After many iterations, they finalized their "carving truck" design and launched it under the name Carver Skateboards in 1996.
The called their new carving truck the C1 and secured a patent on the design. Based on feedback from riders, they fine-tuned their design and called the new improved version the C7. The Carver C7, which uses a compression spring to drive the rotating arm, is recognized as the first official "surfskate" truck. Carver later released their CX surfskate truck, which uses bushings instead of a compression spring, is also among the most well-known and popular surfskate trucks.

Since Carver launched, the sport has grown in popularity and many other companies have released many different surfskate truck designs.

=== Current trends ===
The sport is most popular in well-known surfing locations. However, as more non-surfers take up the sport, it is becoming increasingly international and inclusive. Ryan Theobald VP Sales and Marketing at Landyachtz explains, "It's also well promoted by influencers to have a completely inclusive vibe. Low barriers to entry help as well, no tricks, just turning, people see that and believe they could enjoy it too."

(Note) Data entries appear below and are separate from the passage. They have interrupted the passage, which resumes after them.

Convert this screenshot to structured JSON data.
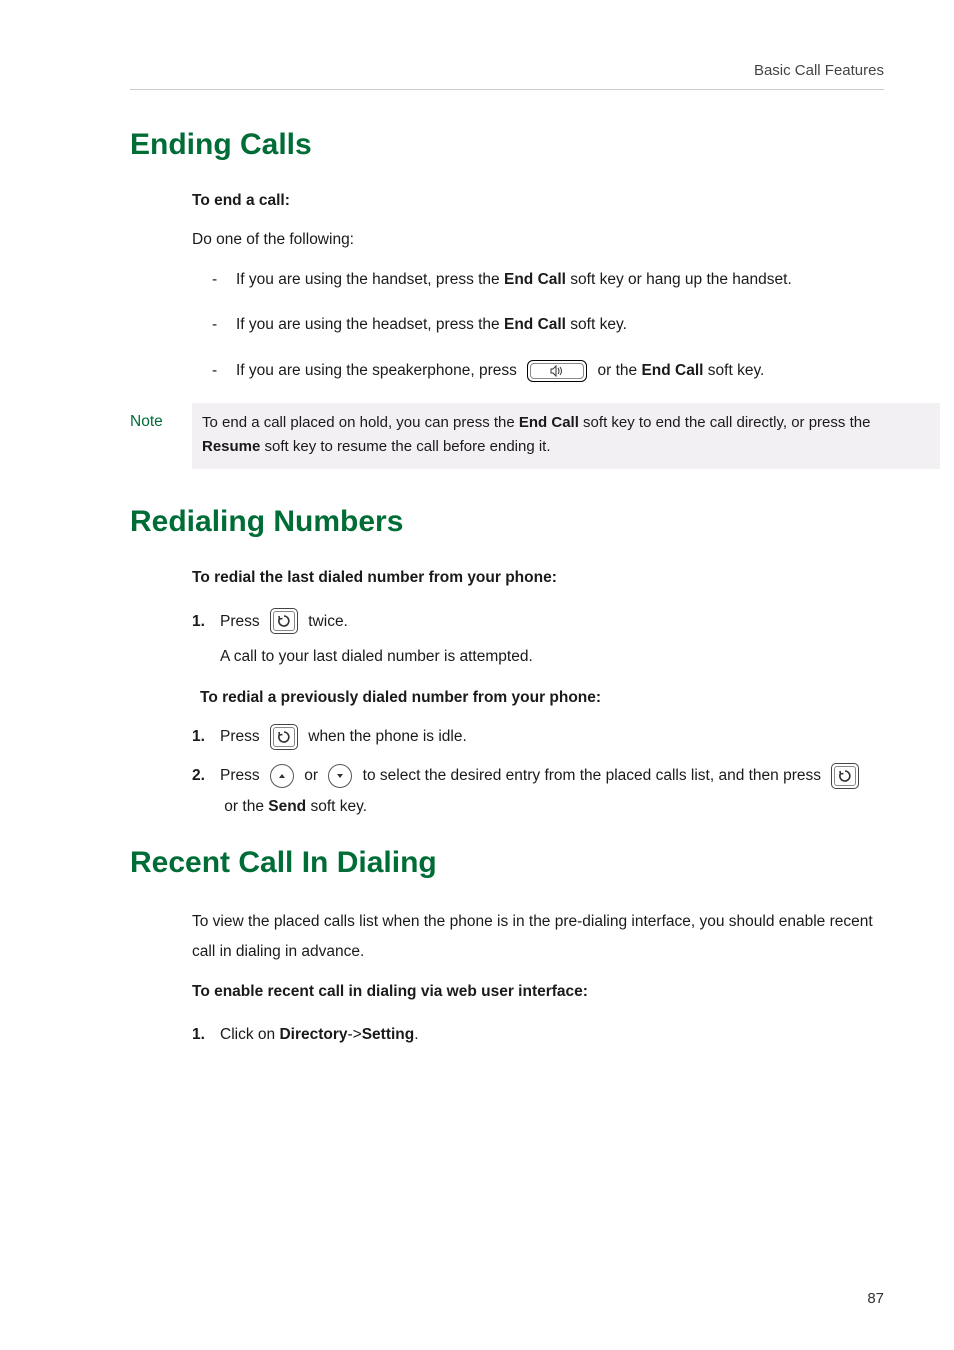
{
  "header": {
    "breadcrumb": "Basic Call Features"
  },
  "section1": {
    "title": "Ending Calls",
    "subhead": "To end a call:",
    "lead": "Do one of the following:",
    "bullets": {
      "b1a": "If you are using the handset, press the ",
      "b1b": "End Call",
      "b1c": " soft key or hang up the handset.",
      "b2a": "If you are using the headset, press the ",
      "b2b": "End Call",
      "b2c": " soft key.",
      "b3a": "If you are using the speakerphone, press ",
      "b3b": " or the ",
      "b3c": "End Call",
      "b3d": " soft key."
    },
    "note": {
      "label": "Note",
      "t1": "To end a call placed on hold, you can press the ",
      "t2": "End Call",
      "t3": " soft key to end the call directly, or press the ",
      "t4": "Resume",
      "t5": " soft key to resume the call before ending it."
    }
  },
  "section2": {
    "title": "Redialing Numbers",
    "subhead1": "To redial the last dialed number from your phone:",
    "step1_pre": "Press ",
    "step1_post": " twice.",
    "step1_follow": "A call to your last dialed number is attempted.",
    "subhead2": "To redial a previously dialed number from your phone:",
    "s2_1_pre": "Press ",
    "s2_1_post": " when the phone is idle.",
    "s2_2_pre": "Press ",
    "s2_2_or": " or ",
    "s2_2_mid": " to select the desired entry from the placed calls list, and then press ",
    "s2_2_orthe": " or the ",
    "s2_2_send": "Send",
    "s2_2_post": " soft key."
  },
  "section3": {
    "title": "Recent Call In Dialing",
    "lead": "To view the placed calls list when the phone is in the pre-dialing interface, you should enable recent call in dialing in advance.",
    "subhead": "To enable recent call in dialing via web user interface:",
    "step1_a": "Click on ",
    "step1_b": "Directory",
    "step1_c": "->",
    "step1_d": "Setting",
    "step1_e": "."
  },
  "page": {
    "num": "87"
  },
  "markers": {
    "one": "1.",
    "two": "2."
  }
}
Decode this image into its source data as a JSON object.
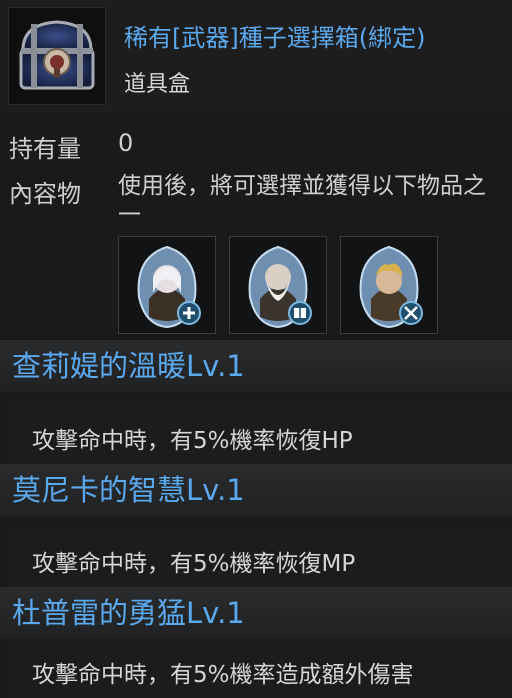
{
  "item": {
    "title": "稀有[武器]種子選擇箱(綁定)",
    "type": "道具盒",
    "icon": "blue-treasure-chest-icon"
  },
  "quantity": {
    "label": "持有量",
    "value": "0"
  },
  "contents": {
    "label": "內容物",
    "description": "使用後，將可選擇並獲得以下物品之一",
    "rewards": [
      {
        "name": "white-haired-girl-seed-icon",
        "badge": "plus-badge-icon"
      },
      {
        "name": "bearded-old-man-seed-icon",
        "badge": "book-badge-icon"
      },
      {
        "name": "blond-warrior-seed-icon",
        "badge": "swords-badge-icon"
      }
    ]
  },
  "effects": [
    {
      "title": "查莉媞的溫暖Lv.1",
      "text": "攻擊命中時，有5%機率恢復HP"
    },
    {
      "title": "莫尼卡的智慧Lv.1",
      "text": "攻擊命中時，有5%機率恢復MP"
    },
    {
      "title": "杜普雷的勇猛Lv.1",
      "text": "攻擊命中時，有5%機率造成額外傷害"
    }
  ],
  "colors": {
    "accent": "#5aa8ee",
    "text": "#d2d2d2",
    "background": "#1b1a1a"
  }
}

Jordi Quinto, Skate Specialist at Hydroponic agrees, saying, "Riders of all ages see it as an easier practice to master than traditional street and skatepark skating, and especially older riders and those who have been surfing for a while have embraced it quickly and passionately."

Steve Douglas at Rolling Thunder Distribution (OP Skateboards) added, "From avid surfers to surfer wannabe's to older guys that just want to keep the momentum and balance going. It really reaches a broad demographic."

Regarding how he has seen the surfskate audience evolve, Benoit Brecq at Flying Wheels said, "At the beginning, the market was for surfers looking to improve their surf tricks when the waves weren't good. Now, more and more people are using surfskates because the surfing sensation is really close to real surfing in water."

Between 2020 and 2021, surfskating surged in popularity across the world as a result of the COVID-19 pandemic, when lockdowns made travel difficult. Thailand in particular experienced an explosive growth of surfskating during this time.

Surfskating is also on the uprise in China.